Rezension zu »Tee mit Buddha« von Michaela Vieser

Tee mit Buddha

von


Belletristik · Pendo · · Gebunden · 304 S. · ISBN 9783866122109
Sprache: de · Herkunft: de

»Dem Leben näher kommen«

Rezension vom 27.03.2009 · noch unbewertet · noch unkommentiert

Michaela Vieser hat einen herzerfrischenden Roman über ihren (sicherlich außergewöhnlichen) einjährigen Aufenthalt in einem japanischen Kloster geschrieben.

Sie hat den Roman aus ihrer Perspektive (Ich-Form) geschrieben, allerdings nicht in der zeitlichen Abfolge ihres Aufenthaltes, sondern nach den Erlebnissen, die während des ganzen Jahres zu ihrem Alltag gehörten.

Ihr Schreibstil ist flüssig, mit viel indirekter Rede und handlungsorientierten Beschreibungen. Diese sind klar und gut verständlich.

Ihre Darstellungen der für sie völlig unbekannten Menschen in ihrem Umfeld, das eigene Verhalten und Einleben in diesen Lebenskreis sind sehr feinfühlig,oft sogar mit einem kleinen Augenzwinkern beschrieben. Das erheitert den Leser.

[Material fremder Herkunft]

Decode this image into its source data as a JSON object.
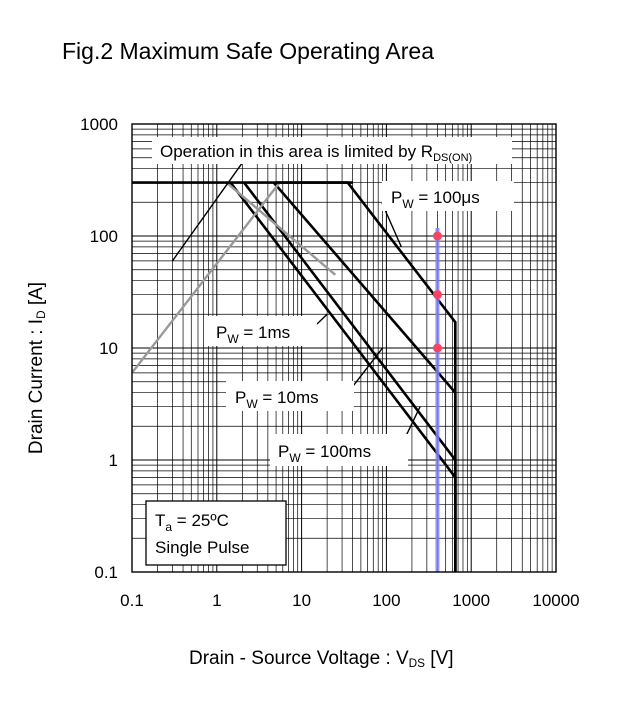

Gleichzeitig gewinnt er den Eindruck, dass Michaela selber mit dem ehrfürchtigen, respektvollen Verhalten, das stets von ihr eingefordert wurde, entspannt umgeht. Sie selber ergreift oft die Initiative und möchte Lehren des Buddhismus kennenlernen und typische Rituale einüben. Dabei bringt sie sich selber auch ein, indem sie z. B. Englischunterricht für die japanischen Kinder des Klosters anbietet.

Gut vorbereitet durch Sprach- und Kulturstudium reist Michaela nach Japan. Doch sie stellt sehr schnell fest, dass es an sprachlichen Feinheiten fehlt. Das führt zu Missverständnissen. So fragt sie z. B. nach der Toilette und wird zum Tempel geschickt.

Im Kloster selbst leben nur vier Mönche (drei mit Familie) , ansonsten Männer, Frauen und Kinder, die hier dem Glauben näher sein möchten. Sie leben im Einklang mit Gebet und Arbeit innerhalb eines festen Tagesablaufs, der natürlich auch für Michaela gilt.

Ein Besuch im Klosterbüro, in dem Wado, einer der Mönche, seiner Arbeit nachgeht, rückt auch ihr Bild von Rückständigkeit zurecht. Die Mönche sind mit allen modernen Arbeitmaterialien ausgerüstet. Wado stehen Computer, Internet, Fax etc. zur Verfügung.

Kalligraphie, Schwertkampf, Teezeremonie, Ikebana u. a. sind Michaela völlig neu, und sie erarbeitet sich, mit Unterstützung der japanischen Meister, mühselig ein kleines Wissen. Besonders reizvoll sind die Reisen, die ihr die Mönche ermöglichen. So besucht sie andere Kloster in Kyoto und Tokio.

Der Höhepunkt ihres Aufenthaltes ist sicher die Begegnung mit dem Zen-Meister, der sie in die Meditation einführt.

Die Erkenntnisse, Erfahrungen und eigenen Verhaltensänderungen, die Michaela aus ihrem Japan-Jahr mit nach Hause nimmt, vermittelt sie dem Leser sehr gut: Alles dient dem Ziel, eine Gesellschaft auf der Basis von Demokratie, Gleichheit und Frieden zu schaffen.

Äußere Lebensziele sind unwichtig; dagegen sind Dankbarkeit, Harmonie, Respekt und Mitgefühl von großer Bedeutung. Diese Tugenden hält ja nicht nur der Buddhismus hoch, sondern sie gehören auch zu den Grundwerten des Christentums.

Die Lektüre dieses Buches halte ich für sehr lohnend, öffnet sie uns doch auch die Augen angesichts des westlichen Werteverfalls.